Human mobility may induce deep modifications in social links among persons and thus variations on the information spreading. The phenomenon depends on the kind of mobility and on the kind of social relationship underlying the network. In most works, the mobility considered is spatial and the social behavior is realized by the ability for an individual to have a direct contact via spatial proximity. Proximity has been studied for years and it has been shown that it plays an important role on social communications. Individuals who share a close space should be more likely to develop friendship or other social even on-line relationships (Hall, 1963; Eveland & Bikson, 1986; Huang, Shen, Williams, & Contractor, 2009) and to create dynamics contact graphs (Toroczkai & Guclu, 2007).

But the lack of general tools to track individual locations has been an obstacle to extract any knowledge on human mobility from real situations.
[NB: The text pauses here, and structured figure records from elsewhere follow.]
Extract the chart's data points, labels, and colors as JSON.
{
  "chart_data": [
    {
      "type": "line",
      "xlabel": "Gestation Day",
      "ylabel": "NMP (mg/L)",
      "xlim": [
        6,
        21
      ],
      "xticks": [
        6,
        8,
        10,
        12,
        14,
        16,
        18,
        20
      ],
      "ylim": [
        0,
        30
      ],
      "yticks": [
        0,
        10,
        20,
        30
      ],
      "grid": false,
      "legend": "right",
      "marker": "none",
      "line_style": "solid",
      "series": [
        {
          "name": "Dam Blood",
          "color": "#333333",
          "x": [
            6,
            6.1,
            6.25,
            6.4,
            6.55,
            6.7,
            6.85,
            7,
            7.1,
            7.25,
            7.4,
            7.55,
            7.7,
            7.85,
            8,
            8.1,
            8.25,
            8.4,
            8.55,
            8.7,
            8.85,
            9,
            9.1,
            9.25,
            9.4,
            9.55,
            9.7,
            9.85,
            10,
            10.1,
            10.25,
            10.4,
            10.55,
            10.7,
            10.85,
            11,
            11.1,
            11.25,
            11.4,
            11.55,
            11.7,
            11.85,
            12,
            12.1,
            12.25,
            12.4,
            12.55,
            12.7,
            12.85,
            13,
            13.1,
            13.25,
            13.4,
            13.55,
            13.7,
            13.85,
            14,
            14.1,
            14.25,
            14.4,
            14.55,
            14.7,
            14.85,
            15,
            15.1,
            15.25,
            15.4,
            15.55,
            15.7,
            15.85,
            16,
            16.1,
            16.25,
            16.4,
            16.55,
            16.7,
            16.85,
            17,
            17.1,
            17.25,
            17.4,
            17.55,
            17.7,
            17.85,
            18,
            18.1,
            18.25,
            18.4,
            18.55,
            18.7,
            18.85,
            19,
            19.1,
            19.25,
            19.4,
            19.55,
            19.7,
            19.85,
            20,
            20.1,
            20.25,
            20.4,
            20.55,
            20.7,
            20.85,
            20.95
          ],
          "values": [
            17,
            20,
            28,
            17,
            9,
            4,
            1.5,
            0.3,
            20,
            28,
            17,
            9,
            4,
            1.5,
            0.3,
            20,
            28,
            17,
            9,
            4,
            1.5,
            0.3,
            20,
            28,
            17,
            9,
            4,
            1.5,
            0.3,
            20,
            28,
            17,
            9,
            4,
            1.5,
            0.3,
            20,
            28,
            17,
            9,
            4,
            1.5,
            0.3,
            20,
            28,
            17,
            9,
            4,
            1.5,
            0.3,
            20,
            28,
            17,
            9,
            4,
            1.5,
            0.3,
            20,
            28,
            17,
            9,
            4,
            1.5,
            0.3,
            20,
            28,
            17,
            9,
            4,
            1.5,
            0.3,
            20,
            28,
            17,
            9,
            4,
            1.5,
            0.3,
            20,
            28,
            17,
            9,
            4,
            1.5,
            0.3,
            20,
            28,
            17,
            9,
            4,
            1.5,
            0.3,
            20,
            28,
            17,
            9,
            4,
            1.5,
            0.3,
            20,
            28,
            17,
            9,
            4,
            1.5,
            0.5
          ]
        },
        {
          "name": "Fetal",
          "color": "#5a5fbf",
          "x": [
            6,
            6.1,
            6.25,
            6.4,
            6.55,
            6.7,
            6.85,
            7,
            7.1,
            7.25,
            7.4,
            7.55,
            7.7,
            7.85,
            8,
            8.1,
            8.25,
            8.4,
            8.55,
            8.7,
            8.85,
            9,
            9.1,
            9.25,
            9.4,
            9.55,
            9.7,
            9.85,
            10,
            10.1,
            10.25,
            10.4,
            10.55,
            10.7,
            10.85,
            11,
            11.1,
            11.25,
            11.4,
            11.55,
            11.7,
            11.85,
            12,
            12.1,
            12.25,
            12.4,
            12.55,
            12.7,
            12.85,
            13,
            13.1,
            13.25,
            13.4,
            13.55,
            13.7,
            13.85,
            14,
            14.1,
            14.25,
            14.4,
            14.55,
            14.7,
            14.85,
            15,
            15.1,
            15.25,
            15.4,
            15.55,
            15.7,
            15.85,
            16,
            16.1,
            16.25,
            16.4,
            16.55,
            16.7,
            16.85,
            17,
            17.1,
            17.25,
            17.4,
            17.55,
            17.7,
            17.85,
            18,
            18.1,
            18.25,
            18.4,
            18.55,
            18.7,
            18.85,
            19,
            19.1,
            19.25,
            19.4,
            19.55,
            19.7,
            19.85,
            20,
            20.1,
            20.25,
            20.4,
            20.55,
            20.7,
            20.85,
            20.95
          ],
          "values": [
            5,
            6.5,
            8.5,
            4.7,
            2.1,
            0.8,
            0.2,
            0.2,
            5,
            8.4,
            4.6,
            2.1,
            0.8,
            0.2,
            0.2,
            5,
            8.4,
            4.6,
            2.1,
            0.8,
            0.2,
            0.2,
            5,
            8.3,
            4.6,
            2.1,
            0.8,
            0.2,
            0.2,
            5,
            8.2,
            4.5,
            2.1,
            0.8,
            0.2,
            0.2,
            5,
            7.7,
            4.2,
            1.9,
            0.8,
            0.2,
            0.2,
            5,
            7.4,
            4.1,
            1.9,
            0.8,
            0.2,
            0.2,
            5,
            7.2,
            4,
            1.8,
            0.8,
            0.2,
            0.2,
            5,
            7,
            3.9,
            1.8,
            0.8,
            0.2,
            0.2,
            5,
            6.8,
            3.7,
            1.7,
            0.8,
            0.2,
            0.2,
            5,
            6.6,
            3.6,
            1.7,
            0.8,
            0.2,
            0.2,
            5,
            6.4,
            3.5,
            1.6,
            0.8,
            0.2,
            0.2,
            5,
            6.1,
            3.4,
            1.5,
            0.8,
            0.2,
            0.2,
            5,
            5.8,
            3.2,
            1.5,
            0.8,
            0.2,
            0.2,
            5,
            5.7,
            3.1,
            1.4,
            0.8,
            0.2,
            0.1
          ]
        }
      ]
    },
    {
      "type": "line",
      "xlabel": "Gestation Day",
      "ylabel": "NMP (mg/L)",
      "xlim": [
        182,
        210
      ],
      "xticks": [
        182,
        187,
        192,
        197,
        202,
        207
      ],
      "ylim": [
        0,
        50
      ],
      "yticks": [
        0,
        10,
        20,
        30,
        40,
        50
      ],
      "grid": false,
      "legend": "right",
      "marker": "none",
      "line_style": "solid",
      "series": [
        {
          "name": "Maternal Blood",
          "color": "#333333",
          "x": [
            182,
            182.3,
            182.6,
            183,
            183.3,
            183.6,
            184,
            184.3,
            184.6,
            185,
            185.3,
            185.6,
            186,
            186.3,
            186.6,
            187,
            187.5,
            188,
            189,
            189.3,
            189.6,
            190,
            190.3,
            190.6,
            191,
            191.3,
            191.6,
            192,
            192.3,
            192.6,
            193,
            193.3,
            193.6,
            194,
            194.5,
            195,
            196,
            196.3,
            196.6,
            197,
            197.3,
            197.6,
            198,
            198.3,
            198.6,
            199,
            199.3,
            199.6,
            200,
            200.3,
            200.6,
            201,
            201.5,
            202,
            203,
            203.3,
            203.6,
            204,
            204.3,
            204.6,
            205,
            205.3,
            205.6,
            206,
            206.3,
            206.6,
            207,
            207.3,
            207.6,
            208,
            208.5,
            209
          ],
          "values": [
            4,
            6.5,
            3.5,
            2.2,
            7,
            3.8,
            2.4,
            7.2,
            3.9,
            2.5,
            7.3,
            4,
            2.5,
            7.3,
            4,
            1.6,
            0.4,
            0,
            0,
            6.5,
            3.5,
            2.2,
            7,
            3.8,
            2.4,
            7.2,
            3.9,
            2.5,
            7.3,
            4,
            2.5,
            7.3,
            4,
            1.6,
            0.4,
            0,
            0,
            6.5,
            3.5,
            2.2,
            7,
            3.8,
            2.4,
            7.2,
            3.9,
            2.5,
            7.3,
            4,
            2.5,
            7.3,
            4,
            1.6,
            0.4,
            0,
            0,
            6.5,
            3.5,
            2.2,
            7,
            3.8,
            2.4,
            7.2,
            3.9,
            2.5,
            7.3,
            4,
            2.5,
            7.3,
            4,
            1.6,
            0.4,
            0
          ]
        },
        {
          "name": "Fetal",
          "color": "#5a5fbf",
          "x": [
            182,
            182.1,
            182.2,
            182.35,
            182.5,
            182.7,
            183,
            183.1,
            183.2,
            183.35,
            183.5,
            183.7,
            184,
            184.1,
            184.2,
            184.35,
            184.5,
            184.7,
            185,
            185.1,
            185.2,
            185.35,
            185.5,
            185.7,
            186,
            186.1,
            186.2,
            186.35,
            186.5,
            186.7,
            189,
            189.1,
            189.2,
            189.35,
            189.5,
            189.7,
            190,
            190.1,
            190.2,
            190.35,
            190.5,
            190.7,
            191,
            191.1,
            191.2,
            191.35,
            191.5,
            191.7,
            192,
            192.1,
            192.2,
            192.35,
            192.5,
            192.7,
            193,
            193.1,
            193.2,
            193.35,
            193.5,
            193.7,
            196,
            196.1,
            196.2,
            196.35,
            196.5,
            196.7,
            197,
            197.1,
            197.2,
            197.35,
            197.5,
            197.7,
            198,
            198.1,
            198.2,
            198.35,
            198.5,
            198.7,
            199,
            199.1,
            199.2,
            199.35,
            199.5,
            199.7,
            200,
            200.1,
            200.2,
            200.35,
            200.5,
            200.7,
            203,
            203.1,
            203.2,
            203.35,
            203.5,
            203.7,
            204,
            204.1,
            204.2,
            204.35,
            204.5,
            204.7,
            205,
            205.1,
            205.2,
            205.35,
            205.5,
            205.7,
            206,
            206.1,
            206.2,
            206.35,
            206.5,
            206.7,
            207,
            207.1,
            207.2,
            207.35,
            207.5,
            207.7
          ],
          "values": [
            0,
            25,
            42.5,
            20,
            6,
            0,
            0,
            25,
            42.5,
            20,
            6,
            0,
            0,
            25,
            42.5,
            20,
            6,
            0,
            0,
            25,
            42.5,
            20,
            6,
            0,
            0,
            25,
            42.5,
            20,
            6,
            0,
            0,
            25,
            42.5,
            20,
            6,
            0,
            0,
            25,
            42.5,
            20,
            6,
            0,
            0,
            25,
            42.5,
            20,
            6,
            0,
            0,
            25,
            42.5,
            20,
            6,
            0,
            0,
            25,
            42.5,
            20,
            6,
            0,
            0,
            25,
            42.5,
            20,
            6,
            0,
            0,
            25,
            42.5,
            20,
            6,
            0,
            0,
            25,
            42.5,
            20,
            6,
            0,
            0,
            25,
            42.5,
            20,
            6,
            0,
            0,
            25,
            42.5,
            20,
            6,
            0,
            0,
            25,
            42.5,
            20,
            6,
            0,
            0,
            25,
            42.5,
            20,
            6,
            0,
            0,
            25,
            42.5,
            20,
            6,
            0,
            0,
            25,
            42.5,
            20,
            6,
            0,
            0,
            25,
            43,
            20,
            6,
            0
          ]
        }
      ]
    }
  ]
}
Synthetic mobility models like the random walk (RW) model and derivatives like the random waypoint (RWP) model were mostly studied for designing mobile ad hoc networks (Manets) and communication protocols (Camp, Boleng, & Davies, 2002; Chaintreau et al., 2005; Amor, Bui, & Lavallée, 2010). The RW model was intended to represent the movement of living beings considering that an individual moves from its current location to a new location by randomly choosing his direction and his speed until a given time or until its next location. The random way point (RWP) model is a variation of the RW model and was widely used. In this model, each individual chooses randomly a destination and a speed in the available space. But studies on RWP showed non realistic features (Bai, Sadagopan, & Helmy, 2003; Yoon, Noble, Liu, & Kim, 2006) and other variations like the Levy-walk models (A. M. Edwards, 2007) were proposed. Camp et al. (Camp et al., 2002) have provided a good survey of these models and their impact on adhoc network protocol performances.